Another Reason Why Public Schools Suck

Every time I hear somebody talking up the importance of public education in the United States I scoff. It's not that I believe education isn't important, I do. But education and propaganda are different things. Our public school systems in the United States focus too much on propaganda and not enough on education. Take this example:

Listen up children: Cheating on your homework or cribbing notes from another student is bad, but not as bad as sharing a music track with a friend, or otherwise depriving the content-industry of its well-earned profits.

That’s one of the messages in a new-school curriculum being developed with the Motion Picture Association of America, the Recording Industry Association of America and the nation’s top ISPs, in a pilot project to be tested in California elementary schools later this year.

A near-final draft of the curriculum, obtained by WIRED, shows that it comes in different flavors for every grade from kindergarten through sixth, to keep pace with your developing child’s ability to understand that copying is theft, period.

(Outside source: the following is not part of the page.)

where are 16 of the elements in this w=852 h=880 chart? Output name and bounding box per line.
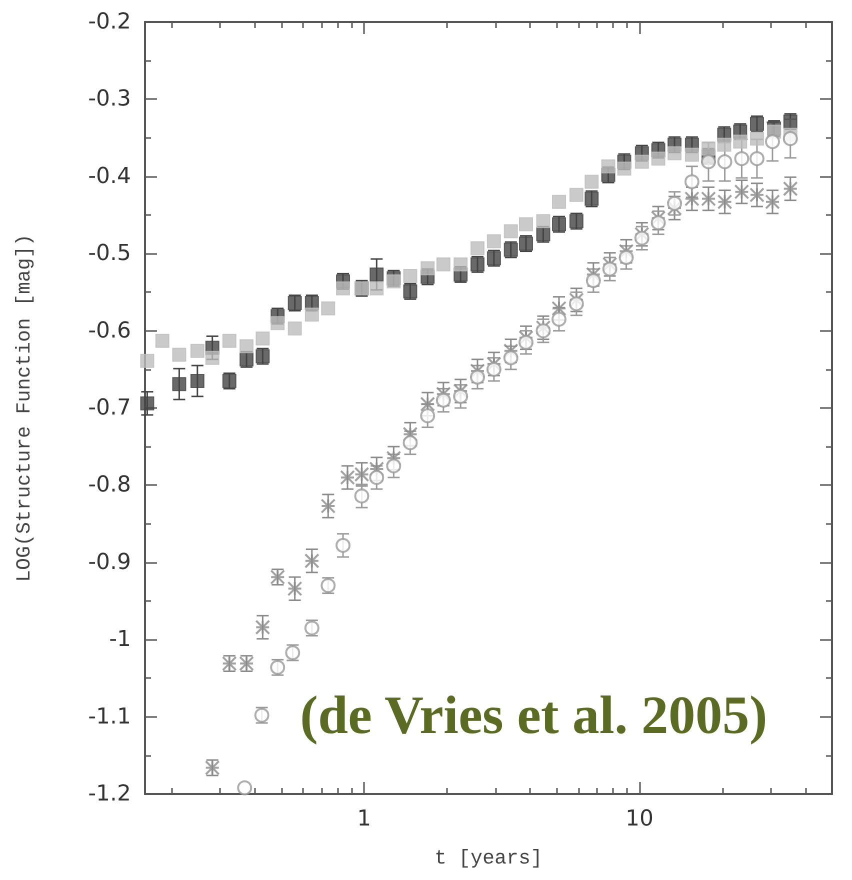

Let me get this straight. Schools can't find time to fit in classes on computer security, which is valuable knowledge now that computers are so pervasive. But schools can find time to shove intellectual property propaganda written by the Movie Picture Association of America (MPAA) down the throats of our children. It would be one thing if the program involved teaching students what intellectual property is and debating the finer points of those laws. Reading through the material posted in the article, specifically the propaganda aimed at sixth-graders [PDF], it's easy to see that critical thinking isn't part of this curriculum. Instead teachers are supposed to equate violating intellectual property to cheating on a test and students are supposed to just accept that.

Public schools primarily revolve around authority. Teachers tell students what to believe and students are graded on what they're supposed to believe. Critical thinking it's the primary consideration. In fact critical thinking is more often stomped down than not. This is one of the many reasons I don't support public schools. I want students to learn not regurgitate whatever information was dictated to them by an authority figure.